Maar het duurt nog even voor de koning gaat spreken. Om de tijd in te vullen staat er een ensemble op het podium: violiste Lisa Jacobs met musici van haar dit weekend begonnen Festival Zeeland Klassiek, dat een ruime week klassieke concerten organiseert in Zeeland. „Heel belangrijk” vind ze het om vandaag op deze Keti Koti herdenking te zijn, zegt ze tegen de toeschouwers. En ook heel belangrijk om klassieke muziek te spelen van een Surinaamse componist. Jacobs koos Johan Victor Dahlberg (1915-1946), en uit vanaf het podium haar frustratie over hoe moeilijk het was om bladmuziek van zijn muziek te vinden. Uit vijf strijkers, een klarinet en een fagot klinkt een kort, maar mooi en overtuigend gespeeld stuk: zijn Gavotte en Musette, een stuk in klassieke stijl. Het middendeel is voor een licht vioolduo, met een melancholische ondertoon, aangezet door de druppels die plots weer even vallen.

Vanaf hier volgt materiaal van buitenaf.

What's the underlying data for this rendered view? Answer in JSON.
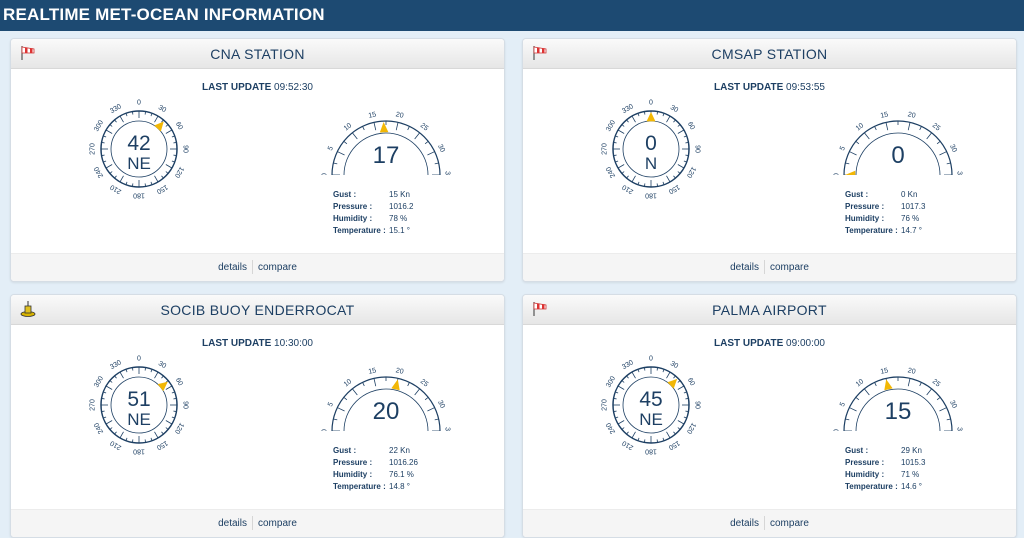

Mensen kruipen wat dichter bij elkaar onder de bomen. Het laatste deel herhaalt het thema van het eerste; net zo klassiek, maar met een Beethoviaanse passie. Deze muziek zou voor iedereen gewoon vind- en speelbaar moeten zijn, zegt Jacobs nadien, terecht.
Contrabas als subwoofer
Festival Zeeland Klassiek opende vrijdag, de avond ervoor, in de galmende Grote Kerk in Veere met de vioolsolo La Melodie Passagère (2009) van de Zeeuwse componist Daan Manneke. Mannekes lange introductie vanaf het podium stond het vrije associëren bij de muziek in de weg, maar Jacobs speelde mooi; behoedzaam, alsof het stuk uiterst breekbaar is, op haar vriendelijke, zachtwollig klinkende viool.
Daarna klonk Schuberts Octet in F-groot, een flink stuk van zes delen en een uitdaging in zulke galm: speel samen te hard en je speelt ‘tegen jezelf’ in de naklank van wat jij of een collega een seconden geleden speelde. Speel te zacht en het geheel gaat wollig en ongedefinieerd klinken. Deze Schubert neigde naar het laatste. Maar het leverde wel een interessante nieuwe klank op: viool en klarinet, normaal de focusinstrumenten in dit stuk, waren vaak moeilijk te onderscheiden. Maar instrumenten die normaal in de achtergrond klinken, waren nu hoofdpersoon: de contrabas hoefde maar nauwelijks aan te zetten om zo intens te klinken als een subwoofer. De hoorn was de protagonist die uit de muren leek te komen.
Pech had de avond wel, want de middendelen werden ontsierd door een zieke toeschouwer die ook na aandringen nog weigerde om hulp te aanvaarden. Schubert is sterk, maar niet sterker dan een om de zoveel tijd kokhalzende man, bij wie dan maar door rennende mensen een teiltje op schoot wordt gezet. Dat was jammer, want je gunt Zeeland dit festival enorm. De provincie staat op weinig tourschema’s van grotere musici, ensembles of orkesten. Lisa Jacobs is een van de weinigen die met een mooi programma in dat gat springt.